Ever since Dr Charles Pravaz (1790-1853), a French surgeon, invented the hypodermic syringe, injectable solutions have been a key instrument in delivering therapeutic agents providing the advantages of parenteral administration such as rapid onset of action, avoidance of chemical and enzymatic degradation as well as overcoming the absorption barrier in the intestinal tracts.
Delivery of a solid formulation via the parenteral route represents a seismic shift in development pharmaceutics. Glide Pharma combines these advantages with the convenience and stability of solid formulations.
Solid injectable formulations offer many potential advantages:-
- Stability
- Controlled release profile
- Solubility improvement for poorly soluble drugs
- Enhanced immunogenicity for vaccines
- Bioequivalence to liquid injectables
All excipients used in Glide formulations either have a history of use in approved parenteral products or have GRAS status.
Stability
Solid dosage forms confer significantly reduced molecular mobility in comparison with liquid formulations, which explains why most solid dosage forms (e.g. tablets) are room temperature stable whereas the liquid forms (e.g. injectables) often require cold chain storage.

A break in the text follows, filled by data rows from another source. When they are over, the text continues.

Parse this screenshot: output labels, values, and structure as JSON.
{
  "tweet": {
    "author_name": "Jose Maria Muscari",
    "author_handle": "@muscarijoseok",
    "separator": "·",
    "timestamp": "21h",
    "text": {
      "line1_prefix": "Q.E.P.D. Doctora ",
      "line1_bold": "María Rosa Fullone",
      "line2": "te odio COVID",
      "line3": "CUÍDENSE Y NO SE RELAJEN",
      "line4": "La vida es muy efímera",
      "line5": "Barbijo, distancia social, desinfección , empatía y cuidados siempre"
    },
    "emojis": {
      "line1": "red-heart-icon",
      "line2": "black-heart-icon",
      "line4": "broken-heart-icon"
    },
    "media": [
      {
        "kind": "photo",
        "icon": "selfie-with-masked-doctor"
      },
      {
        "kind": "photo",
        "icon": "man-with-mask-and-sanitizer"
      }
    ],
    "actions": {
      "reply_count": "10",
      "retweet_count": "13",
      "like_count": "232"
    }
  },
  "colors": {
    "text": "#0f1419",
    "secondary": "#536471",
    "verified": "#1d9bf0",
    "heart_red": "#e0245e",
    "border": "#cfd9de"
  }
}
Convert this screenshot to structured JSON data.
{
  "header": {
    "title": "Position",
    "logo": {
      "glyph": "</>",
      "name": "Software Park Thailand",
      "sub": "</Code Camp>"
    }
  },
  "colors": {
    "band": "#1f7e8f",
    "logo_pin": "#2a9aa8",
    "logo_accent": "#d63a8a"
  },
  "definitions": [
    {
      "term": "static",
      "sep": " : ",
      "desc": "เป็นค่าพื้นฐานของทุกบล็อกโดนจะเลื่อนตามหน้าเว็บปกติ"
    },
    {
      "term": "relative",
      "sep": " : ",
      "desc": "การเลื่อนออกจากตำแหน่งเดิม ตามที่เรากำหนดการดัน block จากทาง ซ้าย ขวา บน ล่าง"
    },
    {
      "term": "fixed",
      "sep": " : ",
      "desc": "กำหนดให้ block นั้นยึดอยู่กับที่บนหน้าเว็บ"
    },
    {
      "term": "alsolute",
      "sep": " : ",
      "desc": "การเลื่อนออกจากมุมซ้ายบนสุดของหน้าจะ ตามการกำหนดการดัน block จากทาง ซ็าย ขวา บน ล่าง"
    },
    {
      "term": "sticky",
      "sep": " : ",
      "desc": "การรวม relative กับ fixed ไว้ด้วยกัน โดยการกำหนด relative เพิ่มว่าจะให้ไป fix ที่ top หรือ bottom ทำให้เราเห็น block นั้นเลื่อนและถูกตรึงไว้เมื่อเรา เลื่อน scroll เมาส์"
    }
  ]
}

In addition, proprietary stabilisation formulations are being developed at Glide Pharma to provide further protection to thermally labile biological macromolecules or small molecular weight APIs.
Controlled release
There has been some rapid progress in the development of controlled or sustained delivery of injectable drugs. Hydrogels, microspheres and implant formulations have been developed to achieve a range of release profiles. However, the delivery of these dosage forms often requires large diameter needles, which can lead to significant issues with patient compliance or increased costs as healthcare professionals are required to carry out the administration.
These problems are elegantly overcome using the Glide SDIĀ®.
Insoluble compounds
Formulations of water insoluble compounds often involve the use of organic co-solvents and surfactants, which can cause drug precipitation, pain, inflammation and haemolysis on injection. Glide solid injectable formulations can substantially improve the dissolution of the insolubles by entrapping them within glass matrices, encapsulating them within cyclodextrin or formulating as solid emulsions.
Bioequivalence to liquid injectables
Bioequivalence of Glide solid injectable formulations has been demonstrated in a range of animal models as well as an abbreviated Phase 1 clinical study compared to a subcutaneous injection with a needle and syringe.
Enhanced immunogenicity for vaccines
Protective immunity was obtained with just a single subcutaneous administration of a Glide flu antigen formulation whereas two doses were required for the needle and syringe injection of the same re-constituted formulation. There is a possibility that the solid injection may have enhanced the activities of the antigen presenting cells though the Glide route of administration.
Enhanced immunogenicity was also observed with other antigens.